Clearing the way for a cut to the main interest rate, Powell said, “with [monetary] policy in restrictive territory, the baseline outlook and the shifting balance of risks may warrant adjusting our policy stance.”
When exploring the outlook for inflation, Atlanta Fed economists examined data from the regional bank’s Survey of Business Uncertainty, a monthly gauge of the outlook of C-suite executives and business owners who lead private, non-agricultural companies. The national survey encompasses all major industrial sectors and gathers more than 900 responses.
“We find that business executives, on average, have ratcheted up their year-ahead price growth expectations since the end of last year,” the economists said. “Firms with supply chains that rely on imported goods have revised up their year-ahead expectations markedly.”
“Price expectations have increased meaningfully since the end of last year,” the economists said.
“Although the imposition of tariffs appears to be the catalyst for the pickup in price growth expectations, the spillover onto insulated firms raises the risk of a broad-based increase in inflation,” they said, defining “insulated firms” as those that source goods domestically and do not pay tariffs.
Powell, while warning about labor market weakness, did not brush off the threat of inflation.
“Near term risks to inflation are tilted to the upside,” he said.
The impact of import duties may be comparatively brief — a one-time jump in prices, Powell said, while cautioning that the cost of tariffs will take time to pass through supply chains and distribution networks.
“It is also possible, however, that the upward pressure on prices from tariffs could spur a more lasting inflation dynamic, and that is a risk to be assessed and managed,” Powell said.
Other Fed officials have recently flagged inflation risks.
While the job market warrants monitoring, “you also have to be nervous about the inflation side,” Richmond Fed President Tom Barkin said in a Bloomberg podcast released Monday.
Inflation is “sticky” and may accelerate to 3%, he said, noting that “people are passing on costs, and then people who don’t even have the costs are using this as a cover to pass on costs.”
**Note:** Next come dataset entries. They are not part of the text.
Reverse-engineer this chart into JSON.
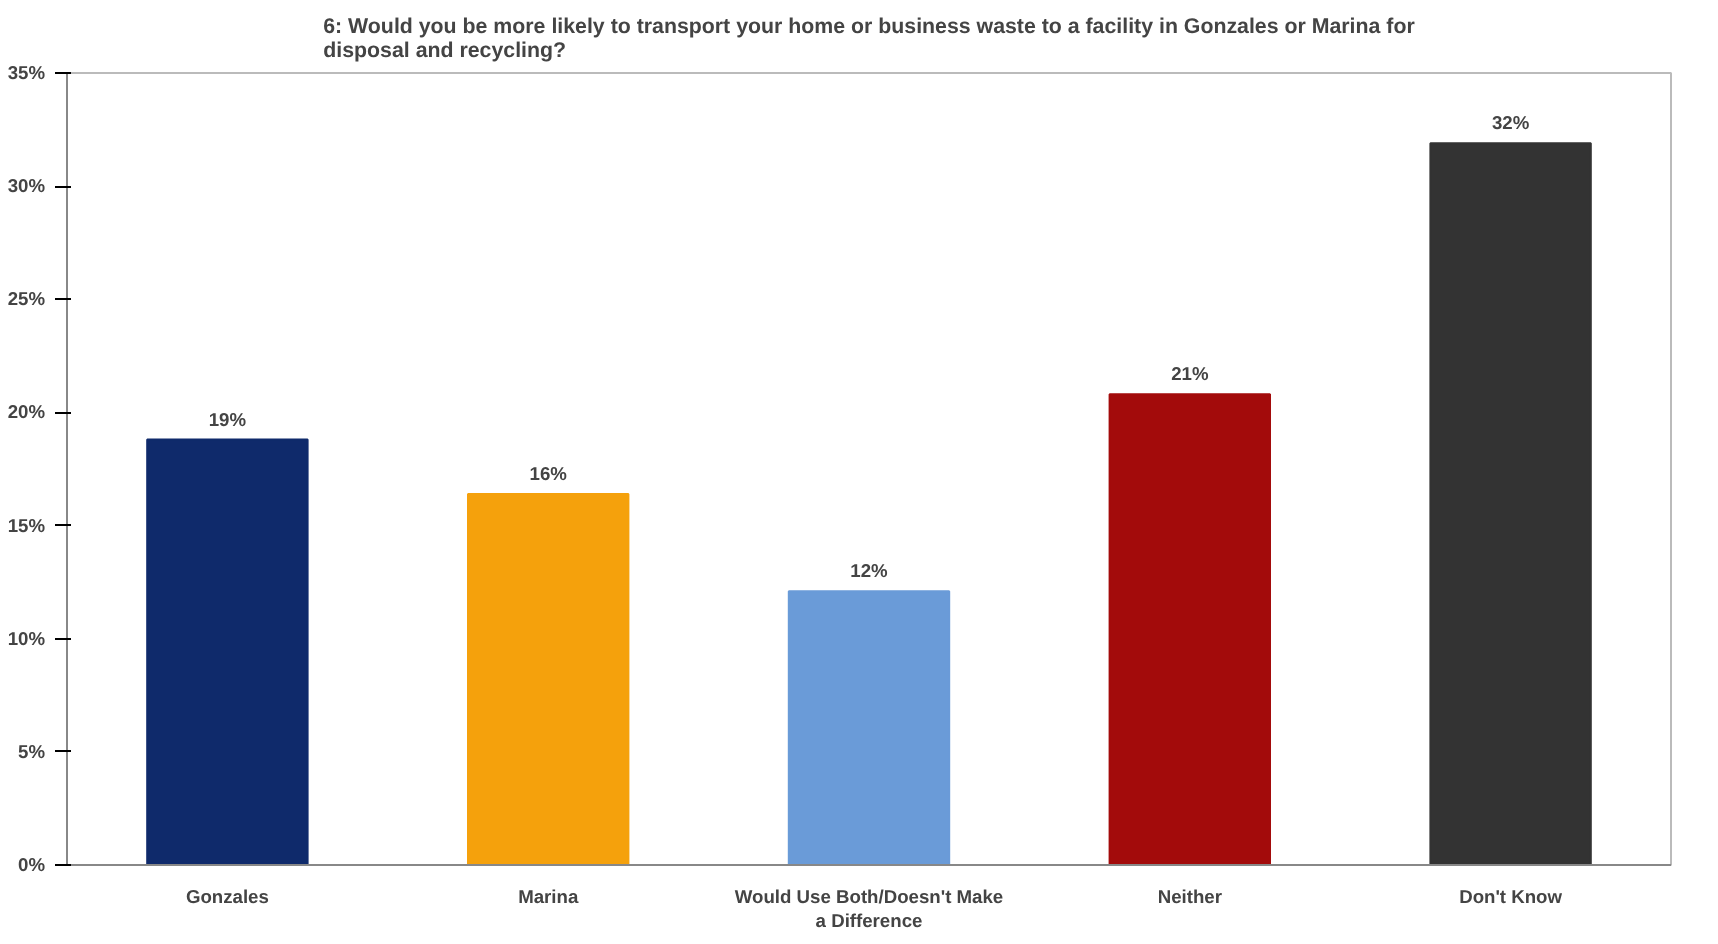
{
  "chart_data": {
    "type": "bar",
    "title": "6: Would you be more likely to transport your home or business waste to a facility in Gonzales or Marina for disposal and recycling?",
    "categories": [
      "Gonzales",
      "Marina",
      "Would Use Both/Doesn't Make a Difference",
      "Neither",
      "Don't Know"
    ],
    "values": [
      18.8,
      16.4,
      12.1,
      20.8,
      31.9
    ],
    "value_labels": [
      "19%",
      "16%",
      "12%",
      "21%",
      "32%"
    ],
    "colors": [
      "#0f2a6b",
      "#f5a10c",
      "#6a9bd8",
      "#a30b0b",
      "#333333"
    ],
    "ylim": [
      0,
      35
    ],
    "yticks": [
      {
        "value": 0,
        "label": "0%"
      },
      {
        "value": 5,
        "label": "5%"
      },
      {
        "value": 10,
        "label": "10%"
      },
      {
        "value": 15,
        "label": "15%"
      },
      {
        "value": 20,
        "label": "20%"
      },
      {
        "value": 25,
        "label": "25%"
      },
      {
        "value": 30,
        "label": "30%"
      },
      {
        "value": 35,
        "label": "35%"
      }
    ],
    "grid": false
  }
}
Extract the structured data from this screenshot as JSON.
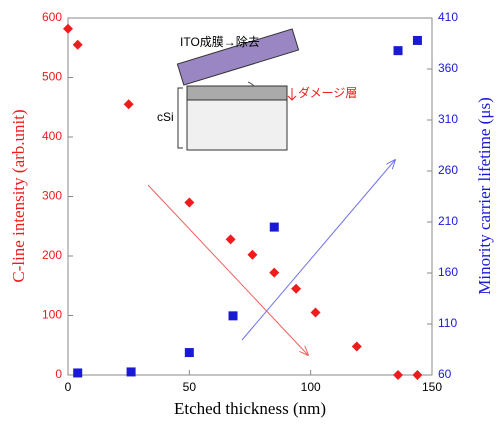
{
  "chart_data": {
    "type": "scatter",
    "xlabel": "Etched thickness (nm)",
    "ylabel": "C-line intensity (arb.unit)",
    "y2label": "Minority carrier lifetime (μs)",
    "xlim": [
      0,
      150
    ],
    "xticks": [
      0,
      50,
      100,
      150
    ],
    "ylim": [
      0,
      600
    ],
    "yticks": [
      0,
      100,
      200,
      300,
      400,
      500,
      600
    ],
    "y2lim": [
      60,
      410
    ],
    "y2ticks": [
      60,
      110,
      160,
      210,
      260,
      310,
      360,
      410
    ],
    "series": [
      {
        "name": "C-line intensity",
        "color": "#ee1c1c",
        "marker": "diamond",
        "x": [
          0,
          4,
          25,
          50,
          67,
          76,
          85,
          94,
          102,
          119,
          136,
          144
        ],
        "values": [
          582,
          555,
          455,
          290,
          228,
          202,
          172,
          145,
          105,
          48,
          0,
          0
        ]
      },
      {
        "name": "Minority carrier lifetime",
        "color": "#1a1ad6",
        "marker": "square",
        "axis": "y2",
        "x": [
          4,
          26,
          50,
          68,
          85,
          136,
          144
        ],
        "values": [
          62,
          63,
          82,
          118,
          205,
          378,
          388
        ]
      }
    ],
    "annotations": [
      "ITO成膜→除去",
      "ダメージ層",
      "cSi"
    ]
  }
}
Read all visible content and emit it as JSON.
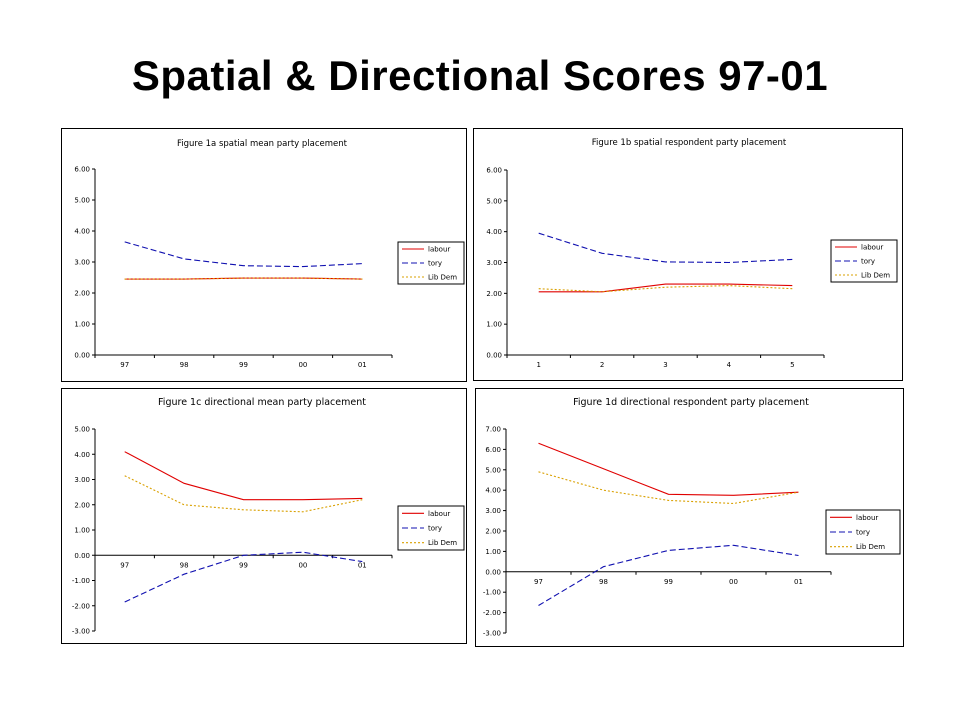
{
  "page": {
    "title": "Spatial & Directional Scores 97-01"
  },
  "colors": {
    "labour": "#e00000",
    "tory": "#1010b0",
    "libdem": "#d9a000"
  },
  "chart_data": [
    {
      "type": "line",
      "title": "Figure 1a spatial mean party placement",
      "categories": [
        "97",
        "98",
        "99",
        "00",
        "01"
      ],
      "ylim": [
        0,
        6
      ],
      "yticks": [
        "0.00",
        "1.00",
        "2.00",
        "3.00",
        "4.00",
        "5.00",
        "6.00"
      ],
      "grid": false,
      "legend": "right",
      "series": [
        {
          "name": "labour",
          "style": "solid",
          "values": [
            2.45,
            2.45,
            2.48,
            2.48,
            2.45
          ]
        },
        {
          "name": "tory",
          "style": "dashed",
          "values": [
            3.65,
            3.1,
            2.88,
            2.85,
            2.95
          ]
        },
        {
          "name": "Lib Dem",
          "style": "dotted",
          "values": [
            2.45,
            2.45,
            2.48,
            2.48,
            2.45
          ]
        }
      ]
    },
    {
      "type": "line",
      "title": "Figure 1b spatial respondent party placement",
      "categories": [
        "1",
        "2",
        "3",
        "4",
        "5"
      ],
      "ylim": [
        0,
        6
      ],
      "yticks": [
        "0.00",
        "1.00",
        "2.00",
        "3.00",
        "4.00",
        "5.00",
        "6.00"
      ],
      "grid": false,
      "legend": "right",
      "series": [
        {
          "name": "labour",
          "style": "solid",
          "values": [
            2.05,
            2.05,
            2.3,
            2.3,
            2.25
          ]
        },
        {
          "name": "tory",
          "style": "dashed",
          "values": [
            3.95,
            3.3,
            3.02,
            3.0,
            3.1
          ]
        },
        {
          "name": "Lib Dem",
          "style": "dotted",
          "values": [
            2.15,
            2.05,
            2.2,
            2.25,
            2.15
          ]
        }
      ]
    },
    {
      "type": "line",
      "title": "Figure 1c directional mean party placement",
      "categories": [
        "97",
        "98",
        "99",
        "00",
        "01"
      ],
      "ylim": [
        -3,
        5
      ],
      "yticks": [
        "-3.00",
        "-2.00",
        "-1.00",
        "0.00",
        "1.00",
        "2.00",
        "3.00",
        "4.00",
        "5.00"
      ],
      "grid": false,
      "legend": "right",
      "series": [
        {
          "name": "labour",
          "style": "solid",
          "values": [
            4.1,
            2.85,
            2.2,
            2.2,
            2.25
          ]
        },
        {
          "name": "tory",
          "style": "dashed",
          "values": [
            -1.85,
            -0.75,
            0.0,
            0.12,
            -0.25
          ]
        },
        {
          "name": "Lib Dem",
          "style": "dotted",
          "values": [
            3.15,
            2.0,
            1.8,
            1.72,
            2.2
          ]
        }
      ]
    },
    {
      "type": "line",
      "title": "Figure 1d directional respondent party placement",
      "categories": [
        "97",
        "98",
        "99",
        "00",
        "01"
      ],
      "ylim": [
        -3,
        7
      ],
      "yticks": [
        "-3.00",
        "-2.00",
        "-1.00",
        "0.00",
        "1.00",
        "2.00",
        "3.00",
        "4.00",
        "5.00",
        "6.00",
        "7.00"
      ],
      "grid": false,
      "legend": "right",
      "series": [
        {
          "name": "labour",
          "style": "solid",
          "values": [
            6.3,
            5.05,
            3.8,
            3.75,
            3.9
          ]
        },
        {
          "name": "tory",
          "style": "dashed",
          "values": [
            -1.65,
            0.25,
            1.05,
            1.3,
            0.8
          ]
        },
        {
          "name": "Lib Dem",
          "style": "dotted",
          "values": [
            4.9,
            4.0,
            3.5,
            3.35,
            3.9
          ]
        }
      ]
    }
  ]
}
The Fed’s preferred inflation measure, the personal consumption expenditures price index excluding volatile food and energy prices, likely rose 2.9% last month, inching up from 2.8% in June and further from the central bank’s 2% long-run target, Powell said.
Consumers see inflation worsening. Their average 12-month inflation expectations jumped to 6.2% this month from 5.7% in July, the Conference Board said Tuesday in a report on consumer confidence.
Write-in responses to the survey “showed that references to tariffs increased somewhat and continued to be associated with concerns about higher prices,” Stephanie Guichard, senior economist for global indicators at the Conference Board, said in a statement.
Also, “references to high prices and inflation, including food and groceries, rose again in August,” Guichard said.